Literary Canons and Algorithmic Framing: Analysis of LLM-Generated Paratexts

Submission 58

SP01-01

Presented by: Mengyuan Zhou

Mengyuan Zhou^*

Department of Translation, The Chinese University of Hong Kong

As large language models (LLMs) increasingly mediate how readers encounter literature through auto-generated summaries, keywords, and promotional descriptions, they begin to shape not only how books are discovered, but also how they are valued. These forms of AI-generated paratext, while often overlooked, now serve as the initial point of contact between global readers and literary works. In this context, the literary canon is no longer constructed solely by critics, institutions, or publishers, but also by algorithms.

This pilot project examines how LLMs participate in the framing of literary prestige. It focuses on a seemingly simple but culturally significant form of output: the book description. The central research question asks whether these machine-generated texts reflect existing cultural hierarchies or participate in reshaping them when applied to different literary traditions. The study compares descriptions of two groups of contemporary novels. The first group includes works by Nobel Prize laureates in literature since the year 2000, representing texts that have been institutionally recognized at the highest level of global literary prestige. The second group includes works from the Global South that have received major national or regional literary prizes.

Although both groups are marked by literary recognition, they circulate through different mechanisms of validation. By comparing how LLMs describe these works, the study explores whether some novels are more likely to be framed in terms of universality, authority, and timelessness, while others are associated with locality, cultural specificity, or regional context.
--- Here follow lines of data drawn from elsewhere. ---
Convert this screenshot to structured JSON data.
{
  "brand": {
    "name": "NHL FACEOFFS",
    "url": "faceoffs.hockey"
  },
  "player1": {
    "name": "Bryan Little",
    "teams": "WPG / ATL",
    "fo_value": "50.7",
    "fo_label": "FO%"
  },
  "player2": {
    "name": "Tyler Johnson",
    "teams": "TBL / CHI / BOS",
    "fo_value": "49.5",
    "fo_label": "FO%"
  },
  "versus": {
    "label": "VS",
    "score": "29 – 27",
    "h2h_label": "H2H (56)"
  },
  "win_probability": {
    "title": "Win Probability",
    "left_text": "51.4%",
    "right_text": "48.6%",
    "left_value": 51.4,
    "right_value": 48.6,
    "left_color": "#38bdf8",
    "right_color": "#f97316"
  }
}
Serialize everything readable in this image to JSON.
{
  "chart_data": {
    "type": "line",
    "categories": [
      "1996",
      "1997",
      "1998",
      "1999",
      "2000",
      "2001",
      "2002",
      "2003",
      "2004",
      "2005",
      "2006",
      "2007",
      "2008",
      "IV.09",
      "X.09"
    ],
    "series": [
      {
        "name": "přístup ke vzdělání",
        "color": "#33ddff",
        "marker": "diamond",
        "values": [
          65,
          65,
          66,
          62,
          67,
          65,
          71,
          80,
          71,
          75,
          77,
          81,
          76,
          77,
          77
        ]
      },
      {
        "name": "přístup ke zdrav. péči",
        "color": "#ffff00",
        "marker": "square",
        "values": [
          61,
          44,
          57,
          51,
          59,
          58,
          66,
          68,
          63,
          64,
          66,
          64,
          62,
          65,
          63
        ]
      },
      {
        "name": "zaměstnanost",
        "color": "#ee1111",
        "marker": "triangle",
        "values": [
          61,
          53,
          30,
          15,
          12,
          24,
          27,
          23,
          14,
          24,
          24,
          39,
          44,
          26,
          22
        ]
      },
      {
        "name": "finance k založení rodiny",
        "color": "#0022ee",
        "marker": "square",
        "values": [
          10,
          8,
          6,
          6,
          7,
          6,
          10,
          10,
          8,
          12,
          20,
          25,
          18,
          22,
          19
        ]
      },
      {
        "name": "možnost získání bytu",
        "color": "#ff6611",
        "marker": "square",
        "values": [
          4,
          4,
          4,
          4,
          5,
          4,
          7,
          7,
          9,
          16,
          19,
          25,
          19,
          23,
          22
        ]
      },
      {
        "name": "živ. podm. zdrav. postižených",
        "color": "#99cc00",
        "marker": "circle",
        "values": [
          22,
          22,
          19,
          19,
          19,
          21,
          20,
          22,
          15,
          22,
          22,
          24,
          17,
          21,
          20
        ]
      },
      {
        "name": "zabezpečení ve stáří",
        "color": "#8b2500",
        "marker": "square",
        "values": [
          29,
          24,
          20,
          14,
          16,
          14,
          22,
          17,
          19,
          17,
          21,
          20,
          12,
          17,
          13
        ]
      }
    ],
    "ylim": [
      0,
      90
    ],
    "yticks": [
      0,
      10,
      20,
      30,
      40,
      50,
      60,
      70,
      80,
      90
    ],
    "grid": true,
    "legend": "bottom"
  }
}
The project also considers how different input formats influence the model’s output, including metadata-only prompts and platform-style prompts that more closely resemble commercial or public-facing summaries.

Rather than aiming for comprehensive coverage, this pilot study offers a focused, small-scale investigation designed to establish a reproducible method and to pose larger conceptual questions. Using a controlled set of twenty novels, the project generates multiple descriptions under two prompt conditions and analyzes the results using topic clustering, lexical framing indices, and consistency metrics. The analysis investigates whether thematic patterns and framing tendencies are consistent across generations, and how these patterns relate to the institutional or regional identity of the original works.

While the study is limited in scope, it establishes a flexible framework for future inquiry. It contributes to the growing body of research that combines cultural analytics with critical AI studies and introduces new ways of understanding how literary value is encoded and circulated through algorithmic systems.

Ultimately, the study argues that cultural sensitivity must become a central concern in the development and deployment of generative AI. As LLMs increasingly produce the paratexts that shape global reading experiences, we need better tools to understand how these systems frame literature, whose narratives are being amplified, and what implicit hierarchies are being reproduced. The literary back cover, once written by editors or marketers, has become a new site of algorithmic interpretation. As scholars, educators, and readers, we must ask what forms of knowledge and authority are embedded in these generated texts, and how they affect the way literature is encountered in a digital age.